My sweet cat is slowly fading. Her kidneys are failing, and she has almost entirely stopped eating. She’s been part of my being for 16 years and now I am watching as she slowly fades away.
Last night on Twitter, my friend Christine Egger wondered aloud, “If you hadn’t been taught you had dominion, how would you treat other species? If we hadn’t been taught that, would we be less likely to think we had dominion over other people? Their lives, their choices? What does “dominion over others” mean to you? How do you play it out? I think there’d be a huge part of me that would relax and celebrate more, if I could let that dominion stuff go…”
Which brings me to the learning community meeting we attended today – a lively session on Cultural Competency with a group of perhaps 30 individuals who consult to community benefit organizations. The facilitators/teachers did a great job of explaining cultural competency (or as they suggested, cultural “humility”). As we broke into 2’s and 4’s to discuss the issue, though, I was plagued by questions.

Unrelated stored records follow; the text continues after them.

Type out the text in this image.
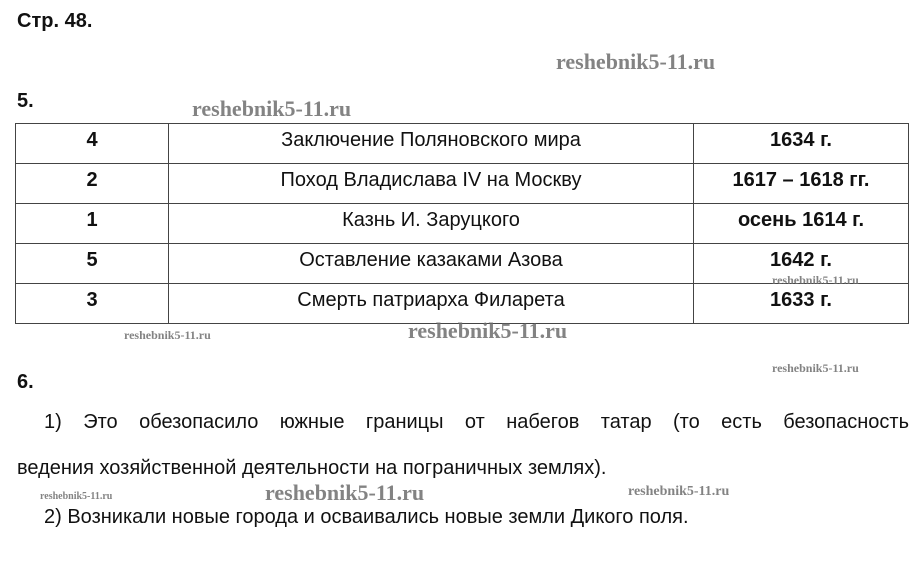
Стр. 48.
5.
4	Заключение Поляновского мира	1634 г.
2	Поход Владислава IV на Москву	1617 – 1618 гг.
1	Казнь И. Заруцкого	осень 1614 г.
5	Оставление казаками Азова	1642 г.
3	Смерть патриарха Филарета	1633 г.
6.
1) Это обезопасило южные границы от набегов татар (то есть безопасность
ведения хозяйственной деятельности на пограничных землях).
2) Возникали новые города и осваивались новые земли Дикого поля.
reshebnik5-11.ru
reshebnik5-11.ru
reshebnik5-11.ru
reshebnik5-11.ru	reshebnik5-11.ru
reshebnik5-11.ru
reshebnik5-11.ru	reshebnik5-11.ru	reshebnik5-11.ru
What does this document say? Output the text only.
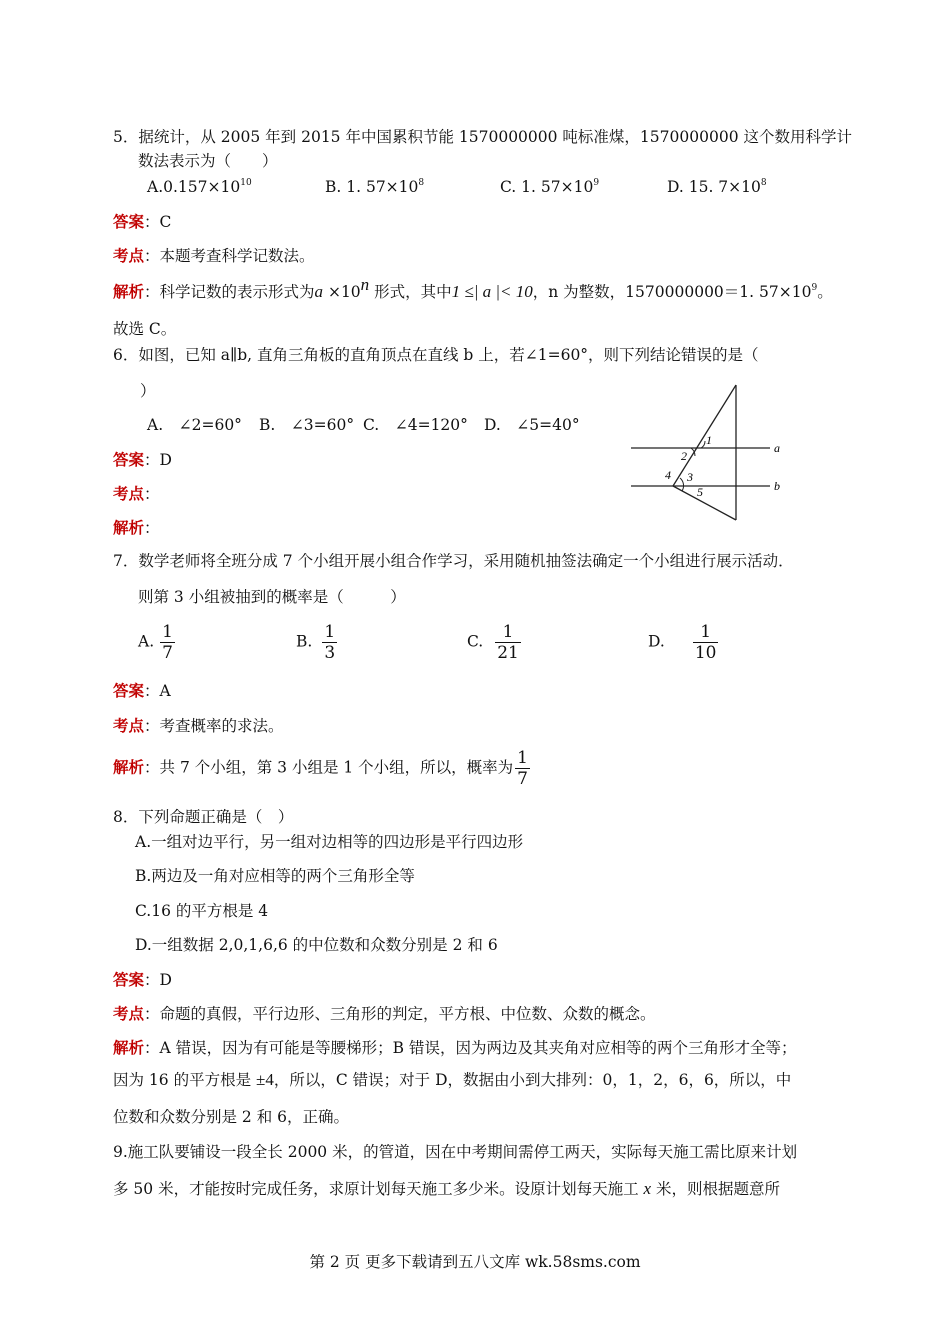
5．据统计，从 2005 年到 2015 年中国累积节能 1570000000 吨标准煤，1570000000 这个数用科学计
数法表示为（　　）
$A.0.157\times 10^{10}$	B. 1. $57\times 10^8$	C. 1. $57\times 10^9$	D. 15. $7\times 10^8$
答案：C
考点：本题考查科学记数法。
解析：科学记数的表示形式为$a \times 10^n$ 形式，其中1 ≤| a |< 10，n 为整数，1570000000＝1. $57\times 10^9$。
故选 C。
6．如图，已知 a∥b, 直角三角板的直角顶点在直线 b 上，若∠1=60°，则下列结论错误的是（
）
A.　∠2=60° B.　∠3=60° C.　∠4=120° D.　∠5=40°
答案：D
考点：
解析：
1
2
3
4
5
a
b
7．数学老师将全班分成 7 个小组开展小组合作学习，采用随机抽签法确定一个小组进行展示活动．
则第 3 小组被抽到的概率是（　　　）
A. $\frac{1}{7}$	B. $\frac{1}{3}$	C. $\frac{1}{21}$	D. $\frac{1}{10}$
答案：A
考点：考查概率的求法。
解析：共 7 个小组，第 3 小组是 1 个小组，所以，概率为 $\frac{1}{7}$
8．下列命题正确是（　）
A.一组对边平行，另一组对边相等的四边形是平行四边形
B.两边及一角对应相等的两个三角形全等
C.16 的平方根是 4
D.一组数据 2,0,1,6,6 的中位数和众数分别是 2 和 6
答案：D
考点：命题的真假，平行边形、三角形的判定，平方根、中位数、众数的概念。
解析：A 错误，因为有可能是等腰梯形；B 错误，因为两边及其夹角对应相等的两个三角形才全等；
因为 16 的平方根是 ±4，所以，C 错误；对于 D，数据由小到大排列：0，1，2，6，6，所以，中
位数和众数分别是 2 和 6，正确。
9.施工队要铺设一段全长 2000 米，的管道，因在中考期间需停工两天，实际每天施工需比原来计划
多 50 米，才能按时完成任务，求原计划每天施工多少米。设原计划每天施工 x 米，则根据题意所
第 2 页 更多下载请到五八文库 wk.58sms.com
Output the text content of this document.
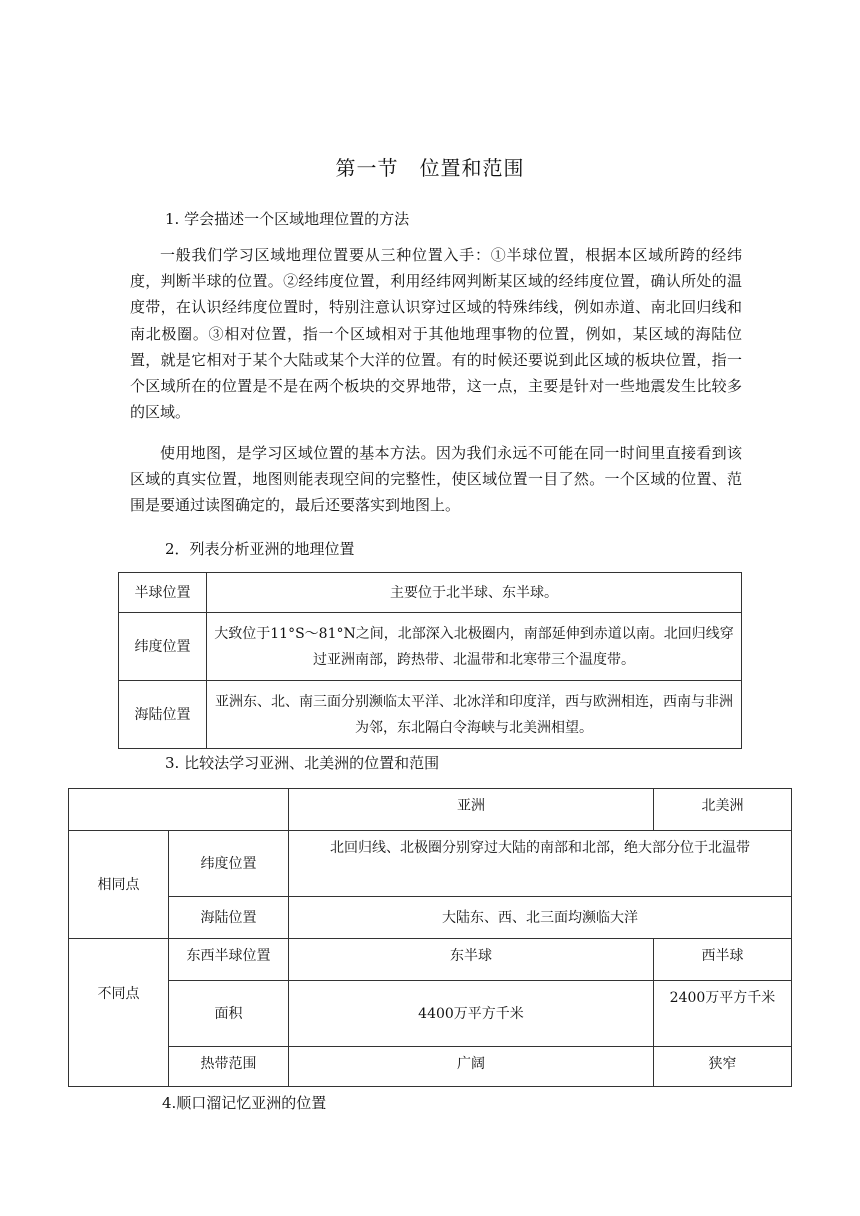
第一节　位置和范围

1. 学会描述一个区域地理位置的方法

一般我们学习区域地理位置要从三种位置入手：①半球位置，根据本区域所跨的经纬度，判断半球的位置。②经纬度位置，利用经纬网判断某区域的经纬度位置，确认所处的温度带，在认识经纬度位置时，特别注意认识穿过区域的特殊纬线，例如赤道、南北回归线和南北极圈。③相对位置，指一个区域相对于其他地理事物的位置，例如，某区域的海陆位置，就是它相对于某个大陆或某个大洋的位置。有的时候还要说到此区域的板块位置，指一个区域所在的位置是不是在两个板块的交界地带，这一点，主要是针对一些地震发生比较多的区域。

使用地图，是学习区域位置的基本方法。因为我们永远不可能在同一时间里直接看到该区域的真实位置，地图则能表现空间的完整性，使区域位置一目了然。一个区域的位置、范围是要通过读图确定的，最后还要落实到地图上。

2．列表分析亚洲的地理位置

半球位置	主要位于北半球、东半球。
纬度位置	大致位于11°S～81°N之间，北部深入北极圈内，南部延伸到赤道以南。北回归线穿过亚洲南部，跨热带、北温带和北寒带三个温度带。
海陆位置	亚洲东、北、南三面分别濒临太平洋、北冰洋和印度洋，西与欧洲相连，西南与非洲为邻，东北隔白令海峡与北美洲相望。

3. 比较法学习亚洲、北美洲的位置和范围

		亚洲	北美洲
相同点	纬度位置	北回归线、北极圈分别穿过大陆的南部和北部，绝大部分位于北温带	
	海陆位置	大陆东、西、北三面均濒临大洋	
不同点	东西半球位置	东半球	西半球
	面积	4400万平方千米	2400万平方千米
	热带范围	广阔	狭窄

4.顺口溜记忆亚洲的位置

Why do we spend whole workshops and meetings reminding ourselves to listen, be present and respectful, appreciative of the hardships and joys and the histories of the people with whom we are working – why do we only consider those questions when we are relating to people whose ethnicity or race or gender or age is different from our own? Why do we only consider eliciting and building upon the wisdom of those who are perceived to be “different?”
Aren’t these approaches just as relevant with people of my own ethnic background? My race? My gender? My sexual orientation? Shouldn’t I be looking to elicit and build upon their wisdom as well?
And as consultants, why are we not asking how we can listen, be present, open, respectful, appreciative of the hardships and joys of our consulting clients? Why is it ok for consultants to assume they are smarter than the organizations who hire them, rather than helping to elicit the clients’ own wisdom, to guide them to their own success?
As spouses, as parents – is this not the way we want to be in our lives? Are the lessons of cultural competency not merely the lessons of living joyfully with others, period?
And I guess today, I am a bit more sensitive than I might otherwise be. Because today it is my cat who is trying desperately to share her being with me. It is my job to listen to her, to appreciate her joys and her hardships. It is my job to be present, open to where she is within her own tiny being right now. As she fades slowly, it is my job to elicit her wisdom, to help guide her to what will be best for her.
That is what we do when we love one another.
Which brings me back to my conversation with my friend Christine last night on Twitter. I had suggested to Christine that I prefer a spirit of compassion rather than dominion. That “dominion” and “dominant” appear to share a linguistic root, and that I consider compassion to be more “alongside each other” than “one above the other.”
“Does compassion still have room for hierarchy?” Christine wondered. And then she answered her own question: “Perhaps only love doesn’t.”
The greatest sages of all time, from Jesus to the Buddha to modern day rabbis, teachers and bodhisattvas – they all instruct us to love one another. Tonight I am taking that lesson from the tiny being who has slept curled up beside me for the past 16 years.
We make distinctions and create walls at our peril – between cultures, between consultants and clients, between parents and children, between us humans and the rest of our animal brethren.
“Hate never dispelled hate; only love dispells hate.” That is what the Buddha told us thousands of years ago. “Love one another” Jesus told us shortly thereafter.
And all this time later, regardless of the group or the individuals each of us encounters in our lives, I cannot think of a circumstance where that is not the very best advice we can give or receive.